Trump’s companies are generally doing well. Sure, booking websites reported that visits to Trump-branded hotels have slumped and Doral, his largest and most valuable golf resort, has hemorrhaged conferences and groups to other Miami properties, say two people familiar with the market.
But a presidential sheen to the Trump name could reverse those businesses’ fates. And Trump’s most lucrative and least sexy business -- collecting rents for office and retail spaces -- has remained strong throughout his campaign.
One of Trump’s most valuable assets is a 30 percent stake in two office towers -- one in New York, the other in San Francisco -- appraised at $590 million in July. Trump’s name isn’t on either one. A Bloomberg investigation in June found that office space at Trump’s 40 Wall St., valued at $540 million, was occupied by fraudsters, thieves, boiler rooms and penny-stock schemers.
At his namesake Trump Tower in New York, the most valuable component is the near-priceless retail spaces at its base, where Gucci keeps its flagship store. Were it to end its ten-year-old lease, vacating nearly 49,000 square feet near Bergdorf Goodman and Burberry, the Trump Organization could fill the space at rates from five-to-10 times the current rent. So too around the corner, where he owns the rights to lease 6 East 57th St., a 90,000-square-foot store that has been rented to Nike for two decades.

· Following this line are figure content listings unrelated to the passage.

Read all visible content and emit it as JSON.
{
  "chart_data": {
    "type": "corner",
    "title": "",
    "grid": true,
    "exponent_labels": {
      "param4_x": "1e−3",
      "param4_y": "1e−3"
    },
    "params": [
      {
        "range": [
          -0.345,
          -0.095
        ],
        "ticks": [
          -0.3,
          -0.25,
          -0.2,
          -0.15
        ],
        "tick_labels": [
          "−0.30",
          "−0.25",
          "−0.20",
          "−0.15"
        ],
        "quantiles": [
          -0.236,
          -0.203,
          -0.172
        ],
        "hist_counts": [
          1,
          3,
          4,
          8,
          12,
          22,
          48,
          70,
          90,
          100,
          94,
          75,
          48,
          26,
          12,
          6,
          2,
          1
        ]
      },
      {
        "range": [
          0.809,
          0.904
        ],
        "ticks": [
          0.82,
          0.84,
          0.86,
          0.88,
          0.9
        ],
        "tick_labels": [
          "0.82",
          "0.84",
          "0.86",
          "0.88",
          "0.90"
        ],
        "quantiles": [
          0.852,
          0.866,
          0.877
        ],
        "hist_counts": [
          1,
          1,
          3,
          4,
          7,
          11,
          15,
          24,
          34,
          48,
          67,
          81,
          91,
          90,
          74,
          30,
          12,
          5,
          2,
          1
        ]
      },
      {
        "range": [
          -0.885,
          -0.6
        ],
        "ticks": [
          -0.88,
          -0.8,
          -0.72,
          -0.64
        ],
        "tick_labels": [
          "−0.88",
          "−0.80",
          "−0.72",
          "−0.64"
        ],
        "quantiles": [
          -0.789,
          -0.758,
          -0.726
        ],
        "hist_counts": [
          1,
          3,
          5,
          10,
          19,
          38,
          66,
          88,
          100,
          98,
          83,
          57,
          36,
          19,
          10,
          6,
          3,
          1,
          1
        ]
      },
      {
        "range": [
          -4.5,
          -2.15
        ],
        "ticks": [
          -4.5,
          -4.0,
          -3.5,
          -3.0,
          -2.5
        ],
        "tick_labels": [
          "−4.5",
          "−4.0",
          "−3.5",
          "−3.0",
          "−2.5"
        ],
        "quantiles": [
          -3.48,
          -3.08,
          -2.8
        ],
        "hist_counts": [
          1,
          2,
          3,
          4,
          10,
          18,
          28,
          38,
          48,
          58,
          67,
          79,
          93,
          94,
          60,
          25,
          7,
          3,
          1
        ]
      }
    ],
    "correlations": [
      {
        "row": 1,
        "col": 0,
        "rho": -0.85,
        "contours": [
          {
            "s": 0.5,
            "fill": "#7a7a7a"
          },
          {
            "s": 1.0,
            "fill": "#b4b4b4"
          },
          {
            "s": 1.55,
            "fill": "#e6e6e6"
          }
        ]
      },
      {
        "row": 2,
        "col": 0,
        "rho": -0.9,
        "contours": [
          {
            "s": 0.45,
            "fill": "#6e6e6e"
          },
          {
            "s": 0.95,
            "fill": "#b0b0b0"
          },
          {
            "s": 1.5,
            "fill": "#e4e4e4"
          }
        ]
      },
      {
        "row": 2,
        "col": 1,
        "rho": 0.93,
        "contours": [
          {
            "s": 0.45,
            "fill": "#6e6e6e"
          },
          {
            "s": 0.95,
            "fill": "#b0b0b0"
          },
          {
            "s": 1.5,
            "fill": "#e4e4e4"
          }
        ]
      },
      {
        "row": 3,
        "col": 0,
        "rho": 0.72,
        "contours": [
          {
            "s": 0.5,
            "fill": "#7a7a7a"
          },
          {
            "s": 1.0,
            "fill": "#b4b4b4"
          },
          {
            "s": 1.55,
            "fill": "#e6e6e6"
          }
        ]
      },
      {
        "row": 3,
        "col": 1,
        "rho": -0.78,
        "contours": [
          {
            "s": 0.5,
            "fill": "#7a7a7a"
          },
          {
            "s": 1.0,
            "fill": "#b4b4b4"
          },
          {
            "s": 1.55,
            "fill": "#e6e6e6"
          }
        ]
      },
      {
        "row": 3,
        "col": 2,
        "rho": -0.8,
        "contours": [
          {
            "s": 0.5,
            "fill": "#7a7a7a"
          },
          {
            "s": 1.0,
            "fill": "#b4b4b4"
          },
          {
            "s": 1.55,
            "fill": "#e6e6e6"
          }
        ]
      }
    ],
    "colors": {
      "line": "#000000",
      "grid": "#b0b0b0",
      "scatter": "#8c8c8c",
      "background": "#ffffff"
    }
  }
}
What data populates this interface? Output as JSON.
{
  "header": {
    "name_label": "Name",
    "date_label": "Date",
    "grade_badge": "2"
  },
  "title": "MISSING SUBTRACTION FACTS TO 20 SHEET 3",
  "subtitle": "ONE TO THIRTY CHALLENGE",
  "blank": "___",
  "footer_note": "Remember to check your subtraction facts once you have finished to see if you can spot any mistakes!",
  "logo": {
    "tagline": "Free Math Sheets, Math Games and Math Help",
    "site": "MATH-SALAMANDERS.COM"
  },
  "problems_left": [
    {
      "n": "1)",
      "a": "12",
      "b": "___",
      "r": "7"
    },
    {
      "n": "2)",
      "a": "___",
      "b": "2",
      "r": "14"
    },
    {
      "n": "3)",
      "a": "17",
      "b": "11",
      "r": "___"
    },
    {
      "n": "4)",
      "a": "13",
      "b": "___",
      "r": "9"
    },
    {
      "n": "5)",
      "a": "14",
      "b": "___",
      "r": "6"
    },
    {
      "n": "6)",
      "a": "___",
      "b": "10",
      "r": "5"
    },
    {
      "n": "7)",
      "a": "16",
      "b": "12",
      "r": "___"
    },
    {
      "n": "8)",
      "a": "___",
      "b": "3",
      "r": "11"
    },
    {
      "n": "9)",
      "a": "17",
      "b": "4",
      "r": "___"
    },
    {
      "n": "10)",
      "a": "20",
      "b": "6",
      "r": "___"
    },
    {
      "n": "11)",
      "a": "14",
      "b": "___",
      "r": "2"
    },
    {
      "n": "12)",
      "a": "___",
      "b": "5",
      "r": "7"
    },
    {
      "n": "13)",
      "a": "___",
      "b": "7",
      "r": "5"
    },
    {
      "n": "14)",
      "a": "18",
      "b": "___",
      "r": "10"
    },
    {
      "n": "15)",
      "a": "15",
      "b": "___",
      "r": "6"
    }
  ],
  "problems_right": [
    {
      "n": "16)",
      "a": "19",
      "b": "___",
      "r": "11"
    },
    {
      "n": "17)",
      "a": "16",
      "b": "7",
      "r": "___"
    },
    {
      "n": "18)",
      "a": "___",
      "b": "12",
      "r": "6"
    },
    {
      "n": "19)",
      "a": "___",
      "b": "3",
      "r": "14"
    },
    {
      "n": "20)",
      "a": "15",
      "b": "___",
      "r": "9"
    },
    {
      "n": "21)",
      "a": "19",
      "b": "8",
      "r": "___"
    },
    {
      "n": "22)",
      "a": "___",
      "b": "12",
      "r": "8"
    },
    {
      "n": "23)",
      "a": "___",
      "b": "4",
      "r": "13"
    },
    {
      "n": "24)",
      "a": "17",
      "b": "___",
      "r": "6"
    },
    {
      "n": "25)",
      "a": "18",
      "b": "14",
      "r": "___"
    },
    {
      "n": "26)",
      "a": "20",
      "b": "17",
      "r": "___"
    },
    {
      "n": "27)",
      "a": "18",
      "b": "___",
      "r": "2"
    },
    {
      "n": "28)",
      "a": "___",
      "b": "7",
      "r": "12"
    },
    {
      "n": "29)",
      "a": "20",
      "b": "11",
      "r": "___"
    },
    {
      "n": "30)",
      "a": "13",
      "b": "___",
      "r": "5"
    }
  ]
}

“I’ve done deals at those properties and can tell you that the only thing the luxury retailers there are thinking about is the retail traffic, who works in the building and on the street, and all of that is very positive,” says Faith Hope Consolo, retail brokerage chairman at Douglas Elliman Real Estate.
And apartments in Trump-branded Manhattan buildings have outperformed the market since June 2015, according to data compiled by real estate firm StreetEasy. As some buyers have been priced out of the high end of New York’s luxury market, they’ve turned to “luxury-adjacent” buildings such as Trump’s, which are mostly older and less expensive with fewer amenities, says Krishna Rao, economist at StreetEasy.